Nandan Nilekani is the de facto chief information officer for India. Last July, he left Indian outsourcing company Infosys (INFY), where he was serving as chairman after spending five years as CEO, to become chairman of the Unique Identification Authority of India, an ambitious government project to create IDs and supporting biometric data, such as fingerprints, for more than 1.1 billion Indians. Nilekani, 54, and his team of several dozen engineers hope to launch next year and provide 600 million IDs within the first five years. Meantime, he has also started advising other parts of the government—including the Finance Ministry and Transportation Ministry—on how to use information technology to improve their operations. He recently spoke to Bloomberg Businessweek Asia regional editor Bruce Einhorn in New Delhi.
You were the CEO of Infosys, one of the top IT outsourcing companies in the world. Why give that up to create IDs?
My life has been a series of happy accidents; this is one of them.
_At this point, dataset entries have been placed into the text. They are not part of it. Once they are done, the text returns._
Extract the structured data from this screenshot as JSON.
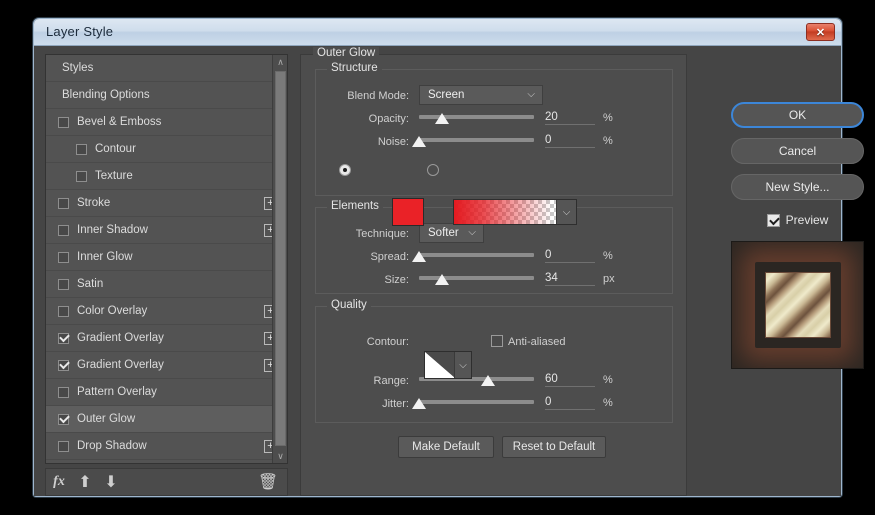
{
  "window": {
    "title": "Layer Style",
    "close_label": "✕"
  },
  "styles_list": {
    "items": [
      {
        "label": "Styles",
        "checkbox": null,
        "indent": "header",
        "plus": false,
        "selected": false
      },
      {
        "label": "Blending Options",
        "checkbox": null,
        "indent": "header",
        "plus": false,
        "selected": false
      },
      {
        "label": "Bevel & Emboss",
        "checkbox": false,
        "indent": "top",
        "plus": false,
        "selected": false
      },
      {
        "label": "Contour",
        "checkbox": false,
        "indent": "sub",
        "plus": false,
        "selected": false
      },
      {
        "label": "Texture",
        "checkbox": false,
        "indent": "sub",
        "plus": false,
        "selected": false
      },
      {
        "label": "Stroke",
        "checkbox": false,
        "indent": "top",
        "plus": true,
        "selected": false
      },
      {
        "label": "Inner Shadow",
        "checkbox": false,
        "indent": "top",
        "plus": true,
        "selected": false
      },
      {
        "label": "Inner Glow",
        "checkbox": false,
        "indent": "top",
        "plus": false,
        "selected": false
      },
      {
        "label": "Satin",
        "checkbox": false,
        "indent": "top",
        "plus": false,
        "selected": false
      },
      {
        "label": "Color Overlay",
        "checkbox": false,
        "indent": "top",
        "plus": true,
        "selected": false
      },
      {
        "label": "Gradient Overlay",
        "checkbox": true,
        "indent": "top",
        "plus": true,
        "selected": false
      },
      {
        "label": "Gradient Overlay",
        "checkbox": true,
        "indent": "top",
        "plus": true,
        "selected": false
      },
      {
        "label": "Pattern Overlay",
        "checkbox": false,
        "indent": "top",
        "plus": false,
        "selected": false
      },
      {
        "label": "Outer Glow",
        "checkbox": true,
        "indent": "top",
        "plus": false,
        "selected": true
      },
      {
        "label": "Drop Shadow",
        "checkbox": false,
        "indent": "top",
        "plus": true,
        "selected": false
      }
    ],
    "scroll_up": "∧",
    "scroll_down": "∨"
  },
  "fx_toolbar": {
    "fx_label": "fx",
    "move_up": "⬆",
    "move_down": "⬇",
    "delete": "🗑"
  },
  "effect_panel": {
    "title": "Outer Glow",
    "structure": {
      "title": "Structure",
      "blend_mode_label": "Blend Mode:",
      "blend_mode_value": "Screen",
      "opacity_label": "Opacity:",
      "opacity_value": "20",
      "opacity_unit": "%",
      "noise_label": "Noise:",
      "noise_value": "0",
      "noise_unit": "%",
      "fill_type": "color",
      "color_hex": "#ea2227"
    },
    "elements": {
      "title": "Elements",
      "technique_label": "Technique:",
      "technique_value": "Softer",
      "spread_label": "Spread:",
      "spread_value": "0",
      "spread_unit": "%",
      "size_label": "Size:",
      "size_value": "34",
      "size_unit": "px"
    },
    "quality": {
      "title": "Quality",
      "contour_label": "Contour:",
      "antialiased_label": "Anti-aliased",
      "antialiased_checked": false,
      "range_label": "Range:",
      "range_value": "60",
      "range_unit": "%",
      "jitter_label": "Jitter:",
      "jitter_value": "0",
      "jitter_unit": "%"
    },
    "make_default": "Make Default",
    "reset_to_default": "Reset to Default"
  },
  "actions": {
    "ok": "OK",
    "cancel": "Cancel",
    "new_style": "New Style...",
    "preview": "Preview",
    "preview_checked": true
  },
  "sliders": {
    "opacity_pct": 20,
    "noise_pct": 0,
    "spread_pct": 0,
    "size_pct": 20,
    "range_pct": 60,
    "jitter_pct": 0
  }
}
When the prime minister asks you do something, you can't refuse.
Well, some people could figure out a way. What made the offer attractive?
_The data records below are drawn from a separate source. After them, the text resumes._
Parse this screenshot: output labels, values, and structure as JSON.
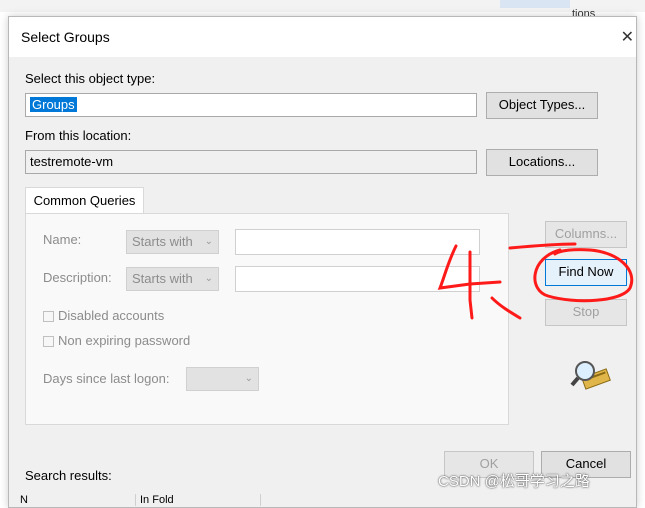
{
  "background": {
    "partial_text": "tions"
  },
  "dialog": {
    "title": "Select Groups",
    "object_type": {
      "label": "Select this object type:",
      "value": "Groups",
      "button": "Object Types..."
    },
    "location": {
      "label": "From this location:",
      "value": "testremote-vm",
      "button": "Locations..."
    },
    "tab": "Common Queries",
    "queries": {
      "name_label": "Name:",
      "name_mode": "Starts with",
      "description_label": "Description:",
      "description_mode": "Starts with",
      "disabled_accounts": "Disabled accounts",
      "non_expiring_password": "Non expiring password",
      "days_since_logon": "Days since last logon:"
    },
    "side_buttons": {
      "columns": "Columns...",
      "find_now": "Find Now",
      "stop": "Stop"
    },
    "footer": {
      "ok": "OK",
      "cancel": "Cancel",
      "search_results": "Search results:"
    },
    "result_columns": [
      "N",
      "In Fold"
    ]
  },
  "annotation": {
    "text": "4"
  },
  "watermark": "CSDN @松哥学习之路",
  "colors": {
    "selection": "#0078d7",
    "annotation_red": "#ff1a1a"
  }
}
It's a humongous project, the mother of all projects. The purpose is to give a number to everyone, [including] the large number of Indians who don't have an acknowledged existence by the state. There are 75 million homeless, without birth certificates; many of them don't have the badges of identity that the rest of us have. If you are going to have all this [economic] growth, all these people who are marginalized should be given a chance. Unless you have an identity, you can't get a phone, a bank account, or public services. You don't get a ration card. This needs to be set right.
How does your project do that?
We think the unique ID has the advantage of helping to improve the efficiency of government spending as well as giving identity to people who were denied the chance to participate in the national economy. It's the door that opens all doors.
In the U.S., people have been getting Social Security numbers for decades. So what's the tech angle to what the Indian government wants to do now?
When Roosevelt put in massive social welfare programs, they had to have a good way of identifying people. The Social Security number came out of that. One of the first users of computers was the Social Security Administration: They had to keep track of everybody. In some sense, it's like back to the future. We are going to give one number per person: It's a Social Security number, but it also has biometric stuff. The fingerprint is on the server.
You'll be verifying people's identity online. What will that enable?
Once you have this online authentication, it opens a whole new area of applications. That's the real strength, the real payoff is from that.
Similar to apps for the iPhone?
It's like an open platform. People can build applications for a variety of purposes.
For instance?
We have 600,000 villages in India—and only 6% have bank branches. The revenues in these areas don't pay for the costs, and therefore banks are reluctant to open branches. So a bank without a branch in a remote village can appoint an agent … a grocer in the village who's dealing with cash anyway. A customer can go to the agent, put his finger there [to verify his ID number], then connect to his bank account and withdraw 500 rupees. The agent is like a branchless extension of the bank. This will cost less than 10,000 rupees; an ATM costs several hundred thousand or more. ATMs need electricity, cash to be replenished, security, shatterproof glass, guards. It all adds up.
You're also working with the Finance Ministry and the Transportation Ministry, providing them with advice on how to use IT to make their operations more efficient. Some people say you're effectively India's chief information officer. Do you think you'll be able to address India's biggest problem, the poor state of infrastructure in the country?
I'm focusing on some of the soft infrastructure components. If we can give everybody a unique ID number, if you can get people a bank account, a mobile number, this gives them a leg up, a set of tools to meet their aspirations. You can think of this as soft infrastructure. If we are able to implement a good, clean design for creating a national toll network, that has an impact on hard infrastructure: Trucks will move smoother, faster. One of the projects on the financial side is reengineering the way taxes are paid in India. They have all kinds of spin-off benefits.
In a country that's home to Infosys and so many other IT outsourcing companies, the Indian government has been slow to embrace technology. Why now?
This is actually a very exciting time. There's an acknowledgement by the government that large transformations need technology and need a whole new approach to implementation. The fact is, over the past three decades, the IT industry in India has become more and more sophisticated—world-beating and all that. In some sense, if you add up all that, plus my role, this is an opportunity to bring to the Indian system some of the benefits, some of the experiences, that Indian organizations have gained globally. We are marrying these two worlds.
And how's the marriage working out?
So far it's great. I'm having a really good time. The government has been really supportive.